Par contre, les mots grafignure, gravois, galipote, fricot, graine de pain, gaspil, peau grillée, niaiseux, ramancheux, nichoir, racoin, frissonneux, gesteux, brise-fer, boucane et combien d’autres tendent à disparaître même s’ils nous restent encore familiers.
Le temps laisse mieux sa marque du côté des expressions «genre» (ça c’est contemporain!): la revire est en pique (aux cartes: la retourne est en pique..); faire le renard (sécher les cours ou faire l’école buissonnière, mais aussi, ruser), les quotations de la bourse (les cotes…), ou celleci que j’ai entendu dire par ma grand-mère: un quart de fleur (un baril de farine); pour rentrer à la maison, nous prenions parfois un raccourci (chemin de traverse) et les gars sautaient la pagée de clôture (travée) en terrain planche (plan, égal), avant que le temps se chagrine ou se graisse (se couvre).

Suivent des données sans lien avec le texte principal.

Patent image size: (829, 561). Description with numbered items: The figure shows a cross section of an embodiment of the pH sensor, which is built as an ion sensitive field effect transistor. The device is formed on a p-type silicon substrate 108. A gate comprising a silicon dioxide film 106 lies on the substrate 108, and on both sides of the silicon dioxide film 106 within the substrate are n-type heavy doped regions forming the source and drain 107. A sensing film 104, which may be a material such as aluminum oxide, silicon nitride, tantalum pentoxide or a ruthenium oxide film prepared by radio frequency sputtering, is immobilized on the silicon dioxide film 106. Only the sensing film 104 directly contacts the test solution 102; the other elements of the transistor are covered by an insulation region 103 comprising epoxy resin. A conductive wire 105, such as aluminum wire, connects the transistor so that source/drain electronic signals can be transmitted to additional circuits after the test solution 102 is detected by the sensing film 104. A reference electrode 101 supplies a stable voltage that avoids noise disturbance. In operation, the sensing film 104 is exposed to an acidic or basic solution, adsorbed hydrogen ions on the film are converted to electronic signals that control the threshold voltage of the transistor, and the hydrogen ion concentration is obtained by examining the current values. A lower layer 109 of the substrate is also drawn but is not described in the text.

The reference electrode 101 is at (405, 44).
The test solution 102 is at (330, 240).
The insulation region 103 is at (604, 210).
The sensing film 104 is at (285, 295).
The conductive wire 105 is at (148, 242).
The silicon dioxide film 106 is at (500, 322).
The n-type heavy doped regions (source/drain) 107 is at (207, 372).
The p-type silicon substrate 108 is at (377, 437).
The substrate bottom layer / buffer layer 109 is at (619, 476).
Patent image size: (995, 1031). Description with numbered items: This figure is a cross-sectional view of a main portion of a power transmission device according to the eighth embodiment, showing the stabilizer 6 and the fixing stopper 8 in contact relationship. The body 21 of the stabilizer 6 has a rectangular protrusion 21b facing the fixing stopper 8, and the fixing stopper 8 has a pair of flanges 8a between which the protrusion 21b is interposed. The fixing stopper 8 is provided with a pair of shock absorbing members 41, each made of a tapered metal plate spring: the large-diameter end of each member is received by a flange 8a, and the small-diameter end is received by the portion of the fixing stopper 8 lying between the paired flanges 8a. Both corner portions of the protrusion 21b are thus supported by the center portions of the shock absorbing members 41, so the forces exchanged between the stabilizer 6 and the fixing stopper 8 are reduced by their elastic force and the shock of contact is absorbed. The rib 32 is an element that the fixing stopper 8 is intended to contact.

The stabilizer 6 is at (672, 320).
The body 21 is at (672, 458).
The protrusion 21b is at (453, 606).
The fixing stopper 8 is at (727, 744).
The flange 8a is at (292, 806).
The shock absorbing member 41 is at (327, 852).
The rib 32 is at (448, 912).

Comme de bonne (assurément), vous avez entendu qu’Untel est sur les planches (exposé), bien gréyé (habillé) dans son butin du dimanche (habit), qu’une bronchite qui le gavagnait (l’épuisait), qu’il avait gaspillé ses enfants (gâté) et que le dernier, malin comme une grippette (diable) garrochait des roches (lançait des pierres) pendant qu’on faisait la gargotte (cuisinait). Au bout de ma lecture, je me dis que notre langage n’a pas changé tant que ça, mais que les réalités de la vie d’aujourd’hui sont perçues comme une menace quand on oublie les premiers mots qu’on a entendus, répétés et chantés et lus et écrits. Aucune législation ne saura les préserver autant que l’amour qu’on leur conservera dans un coin de notre mémoire.